Our meeting with Mr. Tino Edoѐ Messan Adjete, the Vice President of the Togolese FA (who has particular responsibility for marketing the local league) offered insight into how the league trying to get back on its feet. The VP was off to Paris that evening on his way to a series of meetings looking for sponsorship for the local league. Seeking sponsorship for African leagues is still no easy task and it is difficult to turn up to a meeting on behalf of the Togolese FA and ask for money to run your local league when the league itself has stopped because the Federation is in dispute with FIFA. The VP was engaging however and clearly had good ideas as to what the local leagues needed to grow. The difficulty will always come through implementation. Sponsorship is often linked to governance as corporates need to be convinced they can trust the groups they are providing money to and sadly this has often been diffiult to establish in the African game. Mr. Adjete was confident that the league will resume again soon and we wish him well in his search for sponsorship. Every country needs a formal league structure with at least some degree of regulation and in its absence unchecked academies and other informal structures will take its place. The clubs (such as reigning champions Maranatha Fiokpo) are still there but training and playing friendly matches is not enough and the longer they lie dormant the more difficult it will become for them to hold onto players who will drift off elsewhere.

Benin

In common with its neighbour, Benin’s FA has clashed regularly with FIFA in recent months. While we were in the country a rival faction within the Benin Football Federation (BFF) elected a new President, an appointment which FIFA has subsequently refuse to recognize and they seem constantly on the verge of expulsion from football’s governing body. What is different here is that the troubles have not stopped the local league which we found to be thriving.  

To understand the local scene we met with Francois Mensah (Benin’s leading sports journalist), in the shadow of the national stadium in the capital Cotonou.
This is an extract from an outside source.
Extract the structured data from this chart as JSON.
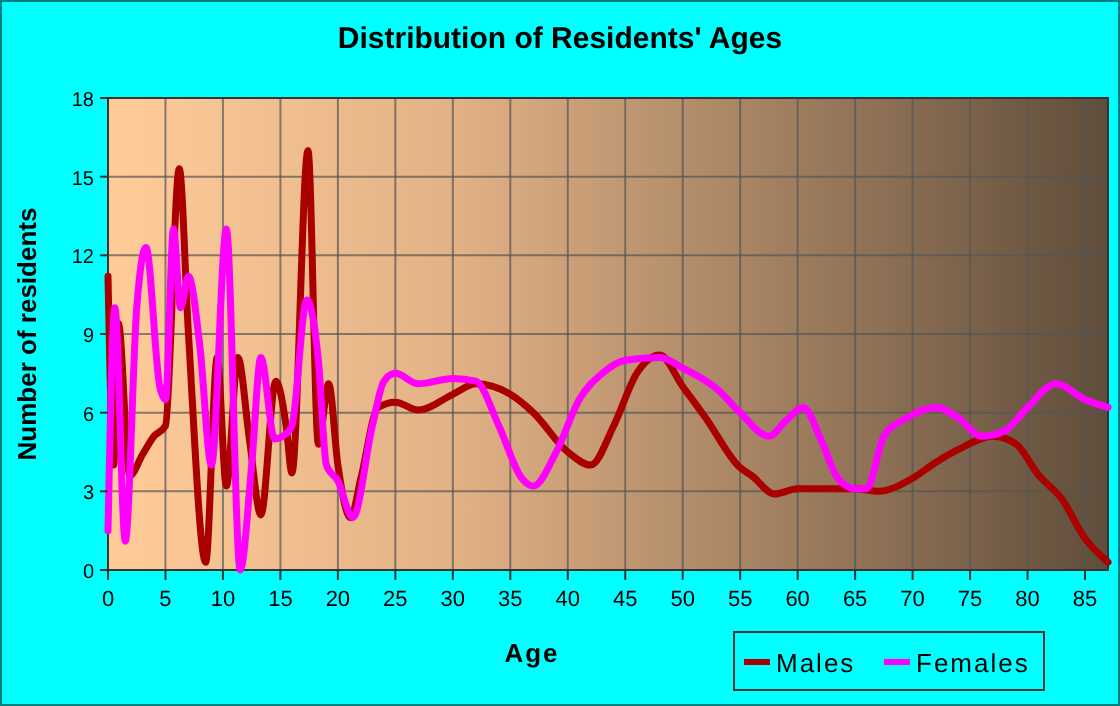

In spite of the FA’s problems we were told that the Premier League is still functioning well and that a local businessman had recently donated $20,000 to not just one but eight different Premier League sides in an effort to stimulate the game. It is this level of private (and in some cases corporate support) that is helping the game to stay strong in Benin at the moment. There is a fluid movement of local players throughout West Africa and we are told that Benin is currently a favoured destination for a growing number of those players. Pay and conditions are reportedly better than those in other parts of the region including supposedly more established footballing nations such as Ghana. Pay and conditions of course relates to money and it seems that for whatever reason local people are supporting the local game more in Benin.
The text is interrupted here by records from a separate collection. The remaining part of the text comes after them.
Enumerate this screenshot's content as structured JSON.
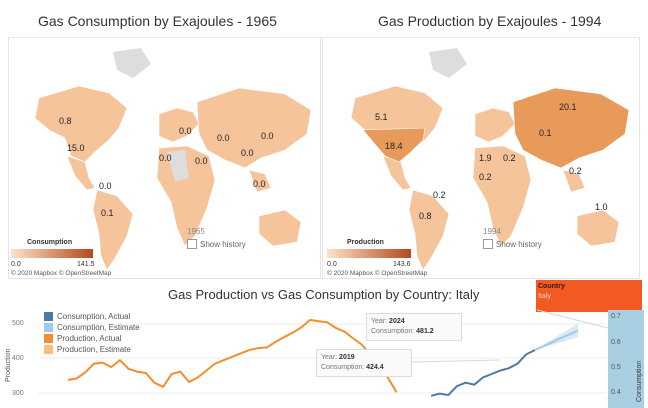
{
  "map_left": {
    "title": "Gas Consumption by Exajoules - 1965",
    "year": "1965",
    "show_history": "Show history",
    "legend": {
      "title": "Consumption",
      "min": "0.0",
      "max": "141.5",
      "color_low": "#fde3c8",
      "color_high": "#b5481d"
    },
    "attribution": "© 2020 Mapbox © OpenStreetMap",
    "labels": [
      "0.8",
      "15.0",
      "0.0",
      "0.0",
      "0.0",
      "0.0",
      "0.0",
      "0.1",
      "0.0",
      "0.0",
      "0.0"
    ]
  },
  "map_right": {
    "title": "Gas Production by Exajoules - 1994",
    "year": "1994",
    "show_history": "Show history",
    "legend": {
      "title": "Production",
      "min": "0.0",
      "max": "143.6",
      "color_low": "#fde3c8",
      "color_high": "#b5481d"
    },
    "attribution": "© 2020 Mapbox © OpenStreetMap",
    "labels": [
      "5.1",
      "18.4",
      "20.1",
      "0.1",
      "1.9",
      "0.2",
      "0.2",
      "0.2",
      "0.8",
      "1.0",
      "0.2"
    ]
  },
  "chart_data": {
    "type": "line",
    "title": "Gas Production vs Gas Consumption by Country: Italy",
    "y_ticks": [
      "500",
      "400",
      "300"
    ],
    "right_ticks": [
      "0.7",
      "0.6",
      "0.5",
      "0.4"
    ],
    "ylim": [
      270,
      525
    ],
    "xlim": [
      1965,
      2026
    ],
    "series": [
      {
        "name": "Consumption, Actual",
        "color": "#4e79a7",
        "x": [
          2007,
          2008,
          2009,
          2010,
          2011,
          2012,
          2013,
          2014,
          2015,
          2016,
          2017,
          2018,
          2019
        ],
        "values": [
          292,
          298,
          294,
          320,
          330,
          324,
          345,
          355,
          365,
          372,
          385,
          412,
          424.4
        ]
      },
      {
        "name": "Consumption, Estimate",
        "color": "#a0cbe8",
        "x": [
          2019,
          2020,
          2021,
          2022,
          2023,
          2024
        ],
        "values": [
          424.4,
          436,
          447,
          459,
          470,
          481.2
        ]
      },
      {
        "name": "Production, Actual",
        "color": "#f28e2b",
        "x": [
          1965,
          1966,
          1967,
          1968,
          1969,
          1970,
          1971,
          1972,
          1973,
          1974,
          1975,
          1976,
          1977,
          1978,
          1979,
          1980,
          1981,
          1982,
          1983,
          1984,
          1985,
          1986,
          1987,
          1988,
          1989,
          1990,
          1991,
          1992,
          1993,
          1994,
          1995,
          1996,
          1997,
          1998,
          1999,
          2000,
          2001,
          2002,
          2003
        ],
        "values": [
          338,
          342,
          360,
          385,
          388,
          375,
          395,
          370,
          362,
          358,
          330,
          318,
          355,
          362,
          332,
          345,
          365,
          385,
          395,
          405,
          415,
          425,
          430,
          432,
          448,
          462,
          475,
          490,
          512,
          508,
          505,
          488,
          478,
          458,
          440,
          412,
          380,
          345,
          302
        ]
      },
      {
        "name": "Production, Estimate",
        "color": "#ffbe7d",
        "x": [],
        "values": []
      }
    ],
    "tooltips": [
      {
        "year_label": "Year:",
        "year": "2024",
        "metric_label": "Consumption:",
        "metric": "481.2"
      },
      {
        "year_label": "Year:",
        "year": "2019",
        "metric_label": "Consumption:",
        "metric": "424.4"
      }
    ],
    "y_axis_label": "Production",
    "right_axis_label": "Consumption"
  },
  "country_filter": {
    "label": "Country",
    "value": "Italy"
  }
}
In both Togo and Benin we found that irrespective of the bad news and power struggles football life was continuing and there was optimism for the future. In Benin it was impressive to see a healthy league supported by individuals and companies, money was coming into the game. In Togo a local league is desperately needed and after a tough year getting the requisite corporate support will be harder than ever. People are trying however and as long as love for the game endures there will be individuals who keep fighting to make things better. We look forward to working in both countries soon and remain on the look-out for eligible partner clubs.

Stop Press

 

Since our return Mr. Adjete’s search for sponsorship goes on and Togo national team Coach Thierry Froger last week resigned from his position to take over as coach of French second division side Nimes.

 

In Benin, Tonnerre d Abomey lead the ongoing Championnat National after 16 games and the rival FA factions show no signs of settling their dispute.